Se poi il tutto può essere fatto in un importante Festival come quello di Ferrandina l’interesse, diciamo così, raddoppia. È qui che subentra il perché del titolo “Gloria, gloria e trionfo ai nostri eroi”. Questa è la traduzione in italiano del verso che caratterizza l’ingresso del Coro nel finale della Sinfonia di Berlioz: non sono forse, ciascuno a modo suo, eroi tutti quelli che con il loro coraggio, la loro fermezza, la loro determinazione hanno lottato per far si che oggi viviamo in un paese libero e democratico?. Bene, obietterà qualcuno, ma perché proporre una pagina di un autore francese non legato con la nostra storia e, volendo, neanche con la nostra musica?. La risposta è semplice – chiarisce il M° Fulvio Creux – e, spero, convincente: quello di Ferrandina è un Festival dedicato principalmente alla musica per Banda e la Grande Sinfonia Funebre e Trionfale è il massimo “monumento” della musica per Banda a livello storico ed internazionale; un capolavoro assoluto che in circa mezz’ora di durata ci porta dalla mestizia alla meditazione, dall’intima meditazione all’esaltazione del trionfo, percorrendo i moti dell’animo umano.

il coro “Totus Tuus”

I “Cantori Materani”

Per questo una pagina simile non poteva continuare ad essere assente da questa piazza, verso la quale da decenni le persone si muovono e vengono per ascoltare la musica per Banda: quale musica per Banda più “grande” di questa poteva, oggi, essere proposta?”-. La seconda parte del Concerto finale, invece, è interamente dedicata alla musica lirica, al mondo dell’Opera. -“La musica operistica – dice in proposito Il Maestro Fulvio Creux – è il linguaggio musicale e culturale più tipico dell’Italia. Il linguaggio che univa l’Italia già prima che l’Italia fosse una e che si sposa magnificamente con il clima e periodo risorgimentale: le musiche di Bellini, Donizetti, Rossini, Verdi, Ponchielli e Puccini sono quelle che hanno accompagnato i nostri avi, che magari non sapevano leggere e scrivere ma avevano familiarità con questo genere di musica.

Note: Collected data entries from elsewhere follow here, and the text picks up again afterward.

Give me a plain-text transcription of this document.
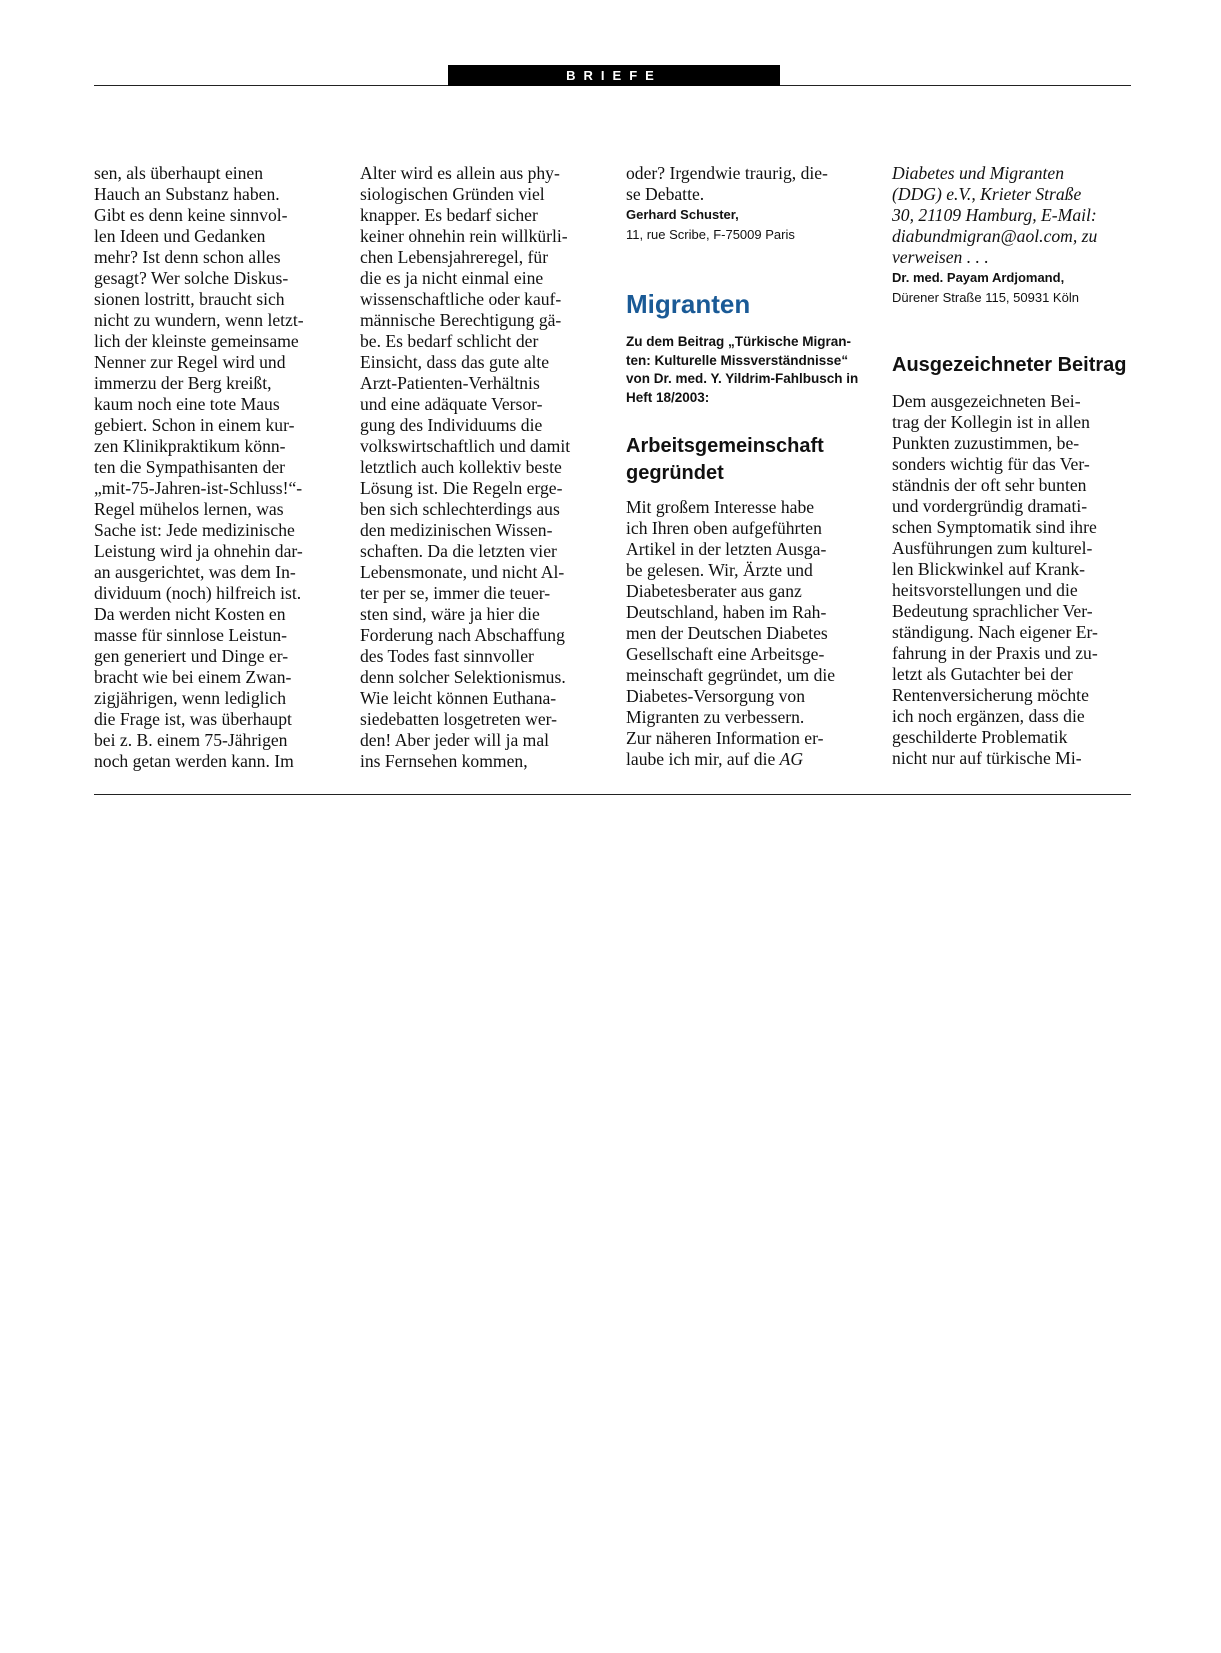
BRIEFE

sen, als überhaupt einen
Hauch an Substanz haben.
Gibt es denn keine sinnvol-
len Ideen und Gedanken
mehr? Ist denn schon alles
gesagt? Wer solche Diskus-
sionen lostritt, braucht sich
nicht zu wundern, wenn letzt-
lich der kleinste gemeinsame
Nenner zur Regel wird und
immerzu der Berg kreißt,
kaum noch eine tote Maus
gebiert. Schon in einem kur-
zen Klinikpraktikum könn-
ten die Sympathisanten der
„mit-75-Jahren-ist-Schluss!“-
Regel mühelos lernen, was
Sache ist: Jede medizinische
Leistung wird ja ohnehin dar-
an ausgerichtet, was dem In-
dividuum (noch) hilfreich ist.
Da werden nicht Kosten en
masse für sinnlose Leistun-
gen generiert und Dinge er-
bracht wie bei einem Zwan-
zigjährigen, wenn lediglich
die Frage ist, was überhaupt
bei z. B. einem 75-Jährigen
noch getan werden kann. Im

Alter wird es allein aus phy-
siologischen Gründen viel
knapper. Es bedarf sicher
keiner ohnehin rein willkürli-
chen Lebensjahreregel, für
die es ja nicht einmal eine
wissenschaftliche oder kauf-
männische Berechtigung gä-
be. Es bedarf schlicht der
Einsicht, dass das gute alte
Arzt-Patienten-Verhältnis
und eine adäquate Versor-
gung des Individuums die
volkswirtschaftlich und damit
letztlich auch kollektiv beste
Lösung ist. Die Regeln erge-
ben sich schlechterdings aus
den medizinischen Wissen-
schaften. Da die letzten vier
Lebensmonate, und nicht Al-
ter per se, immer die teuer-
sten sind, wäre ja hier die
Forderung nach Abschaffung
des Todes fast sinnvoller
denn solcher Selektionismus.
Wie leicht können Euthana-
siedebatten losgetreten wer-
den! Aber jeder will ja mal
ins Fernsehen kommen,

oder? Irgendwie traurig, die-
se Debatte.

Gerhard Schuster,

11, rue Scribe, F-75009 Paris

Migranten

Zu dem Beitrag „Türkische Migran-
ten: Kulturelle Missverständnisse“
von Dr. med. Y. Yildrim-Fahlbusch in
Heft 18/2003:

Arbeitsgemeinschaft
gegründet

Mit großem Interesse habe
ich Ihren oben aufgeführten
Artikel in der letzten Ausga-
be gelesen. Wir, Ärzte und
Diabetesberater aus ganz
Deutschland, haben im Rah-
men der Deutschen Diabetes
Gesellschaft eine Arbeitsge-
meinschaft gegründet, um die
Diabetes-Versorgung von
Migranten zu verbessern.
Zur näheren Information er-
laube ich mir, auf die AG

Diabetes und Migranten
(DDG) e.V., Krieter Straße
30, 21109 Hamburg, E-Mail:
diabundmigran@aol.com, zu
verweisen . . .

Dr. med. Payam Ardjomand,

Dürener Straße 115, 50931 Köln

Ausgezeichneter Beitrag

Dem ausgezeichneten Bei-
trag der Kollegin ist in allen
Punkten zuzustimmen, be-
sonders wichtig für das Ver-
ständnis der oft sehr bunten
und vordergründig dramati-
schen Symptomatik sind ihre
Ausführungen zum kulturel-
len Blickwinkel auf Krank-
heitsvorstellungen und die
Bedeutung sprachlicher Ver-
ständigung. Nach eigener Er-
fahrung in der Praxis und zu-
letzt als Gutachter bei der
Rentenversicherung möchte
ich noch ergänzen, dass die
geschilderte Problematik
nicht nur auf türkische Mi-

un’altra immagine del M.o Fulvio Creux

Devo poi aggiungere ancora una cosa: le musiche in programma non sono state scelte a caso, ma costituiscono un percorso nel quale anche l’inserimento di alcune Marce d’autore, forse inaspettate in un concerto, che non è casuale, ma costituisce una serie di tappe di un discorso che ha scritto, in musica, la storia d’Italia e che sarà nostro piacere descrivere. Il Concerto si conclude con Il canto degli italiani, l’Inno della Repubblica Italiana. Sarà un’esecuzione diversa dal solito, che metterà in rilievo il perché questa pagina ha costituito la colonna sonora della storia della nostra Nazione”-.